PiperOrigin-RevId: 288851398 Change-Id: If2179deac3bfa0a0c9d881b7b7cf740c680b4d66
2020-01-09 00:57:44 -08:00 · 2020-01-09 00:57:44 -08:00 · eabf8538a0
commit eabf8538a0
parent d80fda0877
2 changed files with 24 additions and 5 deletions
--- a/tensorflow/python/ops/custom_gradient.py
+++ b/tensorflow/python/ops/custom_gradient.py
@ -455,8 +455,8 @@ def _eager_mode_decorator(f, args, kwargs):
 def recompute_grad(f):
  """An eager-compatible version of recompute_grad.

-  For f(*args, **kwargs), this supports gradients with respect to args, or to
-  gradients with respect to any variables residing in the kwarg 'variables'.
+  For f(*args, **kwargs), this supports gradients with respect to args or
+  kwargs, but kwargs are currently only supported in eager-mode.
  Note that for keras layer and model objects, this is handled automatically.
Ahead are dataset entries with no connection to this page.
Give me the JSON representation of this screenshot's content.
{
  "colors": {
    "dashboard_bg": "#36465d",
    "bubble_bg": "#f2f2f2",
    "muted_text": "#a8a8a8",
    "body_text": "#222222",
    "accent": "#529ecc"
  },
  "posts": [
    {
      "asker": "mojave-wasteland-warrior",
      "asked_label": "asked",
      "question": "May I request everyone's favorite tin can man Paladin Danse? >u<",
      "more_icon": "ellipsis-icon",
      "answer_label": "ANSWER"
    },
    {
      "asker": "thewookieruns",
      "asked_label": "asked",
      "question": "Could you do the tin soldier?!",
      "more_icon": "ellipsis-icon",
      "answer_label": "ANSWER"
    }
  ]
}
  Warning: If `f` was originally a tf.keras Model or Layer object, `g` will not
@ -479,19 +479,20 @@ def recompute_grad(f):
    """Inner function closure for calculating gradients."""
    result = f(*args, **kwargs)

-    def grad(dresult, variables=None):
+    def grad(*dresult, **grad_kwargs):
      """Gradient function calculation for inner function."""
+      variables = grad_kwargs.get("variables")
      with backprop.GradientTape() as t:
        t.watch(args)
        if variables is not None:
          t.watch(variables)
-        with ops.control_dependencies([dresult]):
+        with ops.control_dependencies(dresult):
          result = f(*args, **kwargs)
      kw_vars = []
      if variables is not None:
        kw_vars = list(variables)
      grads = t.gradient(
-          result, list(args) + kw_vars, output_gradients=[dresult])
+          result, list(args) + kw_vars, output_gradients=dresult)
      return grads[:len(args)], grads[len(args):]

    return result, grad
--- a/tensorflow/python/ops/gradients_test.py
+++ b/tensorflow/python/ops/gradients_test.py
@ -1405,6 +1405,9 @@ class VariablesGradientTest(test_util.TensorFlowTestCase):
    def TestFn(inputs, input_vars):
      return inputs * input_vars

+    def TestFnSeq(inputs, input_vars):
+      return (inputs * input_vars, inputs * input_vars * 2.0)
+
    with variable_scope.variable_scope("test", use_resource=True):
      test_var = variable_scope.get_variable(
          name="test_var",
@ -1429,6 +1432,21 @@ class VariablesGradientTest(test_util.TensorFlowTestCase):
      for g, g_re in zip(grads, grads_re):
        self.assertAllClose(g, g_re)

+      # Regression test for wrapping sequence outputting functions.
+      grads_re, grads = self._TestFnVariablesGradient(test_input, TestFnSeq,
+                                                      test_input)
+      grads_re = self.evaluate(grads_re)
+      grads = self.evaluate(grads)
+      for g, g_re in zip(grads, grads_re):
+        self.assertAllClose(g, g_re)
+
+      grads_re, grads = self._TestFnVariablesGradient(test_input, TestFnSeq,
+                                                      test_var)
+      grads_re = self.evaluate(grads_re)
+      grads = self.evaluate(grads)
+      for g, g_re in zip(grads, grads_re):
+        self.assertAllClose(g, g_re)
+

 class GradPassThroughTest(test_util.TensorFlowTestCase):